THAT’S THUMB BUSINESS THEY’VE GOT THERE
A sample flip book played through three times by Flipping Fun, which has opened a studio in Red Bank.
By STACIE FANELLI
Dance a jig, kiss a lover, do the wave, perform a silent skit: with a flip book, seven seconds of nuttiness becomes a tangible memory you can riffle through again and again.
In fact, you have to.
And that’s part of the allure of flip books, “the photo booths of the 21st century,” in the words of Meredith Barrett, who with business partner Matt Selton opened Flipping Fun last month to produce them for walk-ins at a new studio on East Front Street in Red Bank.
Meredith Barrett and Matt Selton in their new East Front Street studio. (Photo by Stacie Fanelli. Click to enlarge)
Corporate gigs are a mainstay for Flipping Fun. Last week, Barrett and Selton took a team of production assistants to New York for Fashion Night Out to make a book for designer Diane von Furstenberg. And red carpet events are all in a day’s work. Other clients include Ralph Lauren, Coca Cola, Chase, Ford and the Tribeca Ball, where Selton earned the right to say he has directed Martin Scorsese, if only for sixty frames.
But bar mitzvahs and weddings are a fun specialty for the pair. As company president, Selton gets to work while rocking wacky sunglasses and a top hat.
“Until you’ve worked an event, you really don’t get how much fun your job is,” Barrett said. Success, he says, is a measure of “how many boa feathers can we end up with on the floor.”
Before taking over the long-vacant space at 23 East Front, Flipping Fun was quietly headquartered in offices on Mechanic Street and on Hudson Avenue for the past four years. Now, even though 90 percent of Flipping Fun’s events are in New York, the owners hope to weave their way into the Red Bank community as they offer walk-in sessions for the first time.
The store is in the midst of a soft opening, operating Saturday nights only, but plans to open more frequently are in the works. The studio is equipped to shoot and produce flip books in a single session.
The holiday season always drives sales, Barrett said, and the store will be open Halloween so that trick-or-treaters can put their sugar-induced energy into a lifetime memory. At Christmas, families often choose to replace still photo cards with flip books showing a tree being lit or a gift being given.
Because of all the ink, cameras and software involved, flip book manufacturing can get expensive. But while a well-attended party might cost upwards of $500 an hour, rates for walk-ins making single books will be affordable in the ballpark of $15 for reprints, the owners say.
That price covers as many takes as the customer wants. It’s not like a driver’s license photo. You don’t have to like it and move on. It’s all about the experience, Barrett said, referencing their slogan: “We’re not just party favors. We’re entertainment!”
Barrett imagines endless possibilities for quirky advertising in local businesses. She even sees the potential to change how people go out to have a good time.

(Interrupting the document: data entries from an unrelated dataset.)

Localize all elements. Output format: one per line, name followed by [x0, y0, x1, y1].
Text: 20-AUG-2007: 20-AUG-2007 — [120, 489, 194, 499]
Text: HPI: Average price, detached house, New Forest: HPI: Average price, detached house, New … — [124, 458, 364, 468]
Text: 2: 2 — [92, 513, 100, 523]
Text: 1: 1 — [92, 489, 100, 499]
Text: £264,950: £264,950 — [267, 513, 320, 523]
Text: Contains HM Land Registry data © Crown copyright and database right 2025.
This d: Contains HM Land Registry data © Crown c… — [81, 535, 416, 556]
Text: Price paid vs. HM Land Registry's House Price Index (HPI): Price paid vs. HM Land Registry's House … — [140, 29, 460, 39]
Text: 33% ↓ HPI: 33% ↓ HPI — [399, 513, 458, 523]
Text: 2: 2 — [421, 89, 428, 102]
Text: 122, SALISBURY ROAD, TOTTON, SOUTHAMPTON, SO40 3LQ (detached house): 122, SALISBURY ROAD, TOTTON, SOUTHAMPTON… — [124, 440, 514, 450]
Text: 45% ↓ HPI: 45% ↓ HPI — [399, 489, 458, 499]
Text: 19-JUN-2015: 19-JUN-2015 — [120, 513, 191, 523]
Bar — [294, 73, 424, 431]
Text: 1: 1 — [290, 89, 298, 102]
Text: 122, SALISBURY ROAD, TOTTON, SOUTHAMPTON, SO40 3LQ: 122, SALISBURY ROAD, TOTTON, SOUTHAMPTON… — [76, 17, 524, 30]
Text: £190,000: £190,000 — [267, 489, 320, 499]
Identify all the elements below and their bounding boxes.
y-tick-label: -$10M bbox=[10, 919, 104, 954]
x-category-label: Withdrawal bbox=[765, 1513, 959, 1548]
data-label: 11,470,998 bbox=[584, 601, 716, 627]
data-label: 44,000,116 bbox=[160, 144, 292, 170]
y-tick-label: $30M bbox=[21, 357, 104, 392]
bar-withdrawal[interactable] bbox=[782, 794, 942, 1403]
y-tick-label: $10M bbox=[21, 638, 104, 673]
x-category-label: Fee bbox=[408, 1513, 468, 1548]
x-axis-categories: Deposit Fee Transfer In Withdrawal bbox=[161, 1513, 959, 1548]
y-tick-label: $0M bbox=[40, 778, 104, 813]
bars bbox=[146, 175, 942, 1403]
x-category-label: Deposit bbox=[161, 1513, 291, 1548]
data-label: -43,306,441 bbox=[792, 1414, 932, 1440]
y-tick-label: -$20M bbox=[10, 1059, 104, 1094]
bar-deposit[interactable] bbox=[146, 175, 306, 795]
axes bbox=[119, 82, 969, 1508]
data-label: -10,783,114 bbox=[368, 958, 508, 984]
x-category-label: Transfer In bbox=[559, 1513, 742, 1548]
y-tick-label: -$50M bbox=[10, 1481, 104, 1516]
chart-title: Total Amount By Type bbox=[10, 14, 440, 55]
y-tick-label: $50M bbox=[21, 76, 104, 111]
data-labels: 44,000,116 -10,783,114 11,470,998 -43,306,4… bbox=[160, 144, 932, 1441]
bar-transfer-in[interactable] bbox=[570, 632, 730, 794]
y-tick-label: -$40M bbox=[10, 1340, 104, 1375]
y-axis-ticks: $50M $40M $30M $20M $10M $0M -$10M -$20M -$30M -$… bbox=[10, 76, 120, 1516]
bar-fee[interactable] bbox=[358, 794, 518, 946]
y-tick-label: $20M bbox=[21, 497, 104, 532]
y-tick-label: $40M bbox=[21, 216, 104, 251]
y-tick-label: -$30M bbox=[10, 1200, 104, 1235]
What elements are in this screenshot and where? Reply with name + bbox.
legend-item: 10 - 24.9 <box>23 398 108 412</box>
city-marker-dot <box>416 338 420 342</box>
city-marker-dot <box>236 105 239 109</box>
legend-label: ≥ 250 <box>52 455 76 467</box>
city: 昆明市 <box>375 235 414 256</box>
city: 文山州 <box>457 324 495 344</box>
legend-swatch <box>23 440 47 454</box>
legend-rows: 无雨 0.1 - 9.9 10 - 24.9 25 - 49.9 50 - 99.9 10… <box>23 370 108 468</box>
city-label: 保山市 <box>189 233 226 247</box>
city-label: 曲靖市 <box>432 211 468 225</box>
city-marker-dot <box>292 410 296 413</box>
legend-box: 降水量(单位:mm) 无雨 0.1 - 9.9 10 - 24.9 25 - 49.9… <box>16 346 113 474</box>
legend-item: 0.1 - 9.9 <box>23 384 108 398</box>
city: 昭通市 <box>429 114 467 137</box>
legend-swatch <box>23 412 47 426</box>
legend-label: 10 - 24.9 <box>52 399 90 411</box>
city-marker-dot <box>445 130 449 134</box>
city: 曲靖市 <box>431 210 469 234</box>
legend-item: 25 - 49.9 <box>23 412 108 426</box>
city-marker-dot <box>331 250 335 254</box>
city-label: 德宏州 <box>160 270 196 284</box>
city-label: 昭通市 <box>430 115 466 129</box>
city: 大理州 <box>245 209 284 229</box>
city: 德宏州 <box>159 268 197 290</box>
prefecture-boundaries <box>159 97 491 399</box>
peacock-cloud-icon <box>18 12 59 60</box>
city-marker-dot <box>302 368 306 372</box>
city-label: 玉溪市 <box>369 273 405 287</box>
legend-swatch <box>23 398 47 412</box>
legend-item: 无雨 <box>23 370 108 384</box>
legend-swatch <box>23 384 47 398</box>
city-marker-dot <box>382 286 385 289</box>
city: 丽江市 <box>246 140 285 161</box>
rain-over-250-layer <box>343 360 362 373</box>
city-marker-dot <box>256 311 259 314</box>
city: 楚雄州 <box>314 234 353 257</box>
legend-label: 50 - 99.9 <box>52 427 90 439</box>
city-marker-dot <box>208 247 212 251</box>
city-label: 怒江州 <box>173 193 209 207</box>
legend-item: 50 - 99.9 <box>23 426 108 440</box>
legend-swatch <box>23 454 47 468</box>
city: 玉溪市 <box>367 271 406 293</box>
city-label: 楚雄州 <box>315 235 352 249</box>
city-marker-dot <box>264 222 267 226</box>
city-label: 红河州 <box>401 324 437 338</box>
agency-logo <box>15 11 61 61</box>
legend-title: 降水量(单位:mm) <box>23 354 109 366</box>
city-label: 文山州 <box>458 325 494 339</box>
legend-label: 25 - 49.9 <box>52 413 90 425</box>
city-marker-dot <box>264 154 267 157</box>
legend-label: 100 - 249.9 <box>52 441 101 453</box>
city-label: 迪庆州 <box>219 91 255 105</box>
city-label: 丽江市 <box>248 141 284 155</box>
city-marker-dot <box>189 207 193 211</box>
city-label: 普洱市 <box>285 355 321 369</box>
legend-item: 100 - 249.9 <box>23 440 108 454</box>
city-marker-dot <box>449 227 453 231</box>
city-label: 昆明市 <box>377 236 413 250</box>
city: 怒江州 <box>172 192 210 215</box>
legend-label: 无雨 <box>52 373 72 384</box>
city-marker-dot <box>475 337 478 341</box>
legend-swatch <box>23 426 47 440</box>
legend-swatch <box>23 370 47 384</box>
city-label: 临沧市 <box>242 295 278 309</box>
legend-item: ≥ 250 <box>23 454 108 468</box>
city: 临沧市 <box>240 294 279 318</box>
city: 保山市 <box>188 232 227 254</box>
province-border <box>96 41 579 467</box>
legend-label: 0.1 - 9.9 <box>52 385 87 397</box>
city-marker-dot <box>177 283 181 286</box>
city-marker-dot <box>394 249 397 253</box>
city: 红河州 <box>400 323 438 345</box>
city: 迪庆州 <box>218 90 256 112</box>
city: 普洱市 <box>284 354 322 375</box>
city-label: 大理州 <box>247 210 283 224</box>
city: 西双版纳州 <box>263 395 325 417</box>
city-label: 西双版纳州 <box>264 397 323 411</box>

“People could go to the bar and make a flip book,” she suggested. “We’re thinking maybe we could work something out with one of the local bars where their alcohol distributor does a co-op advertising thing so that it doesn’t cost [the bar] any money but they get the traffic from it,” she said.
Across the street, New Corner Italian Restaurant plans to make a flip book featuring a pizza chef tossing dough into the air, turning to the oven and then presenting a finished pie. Then they’ll place those books near the cash register for customers’ entertainment.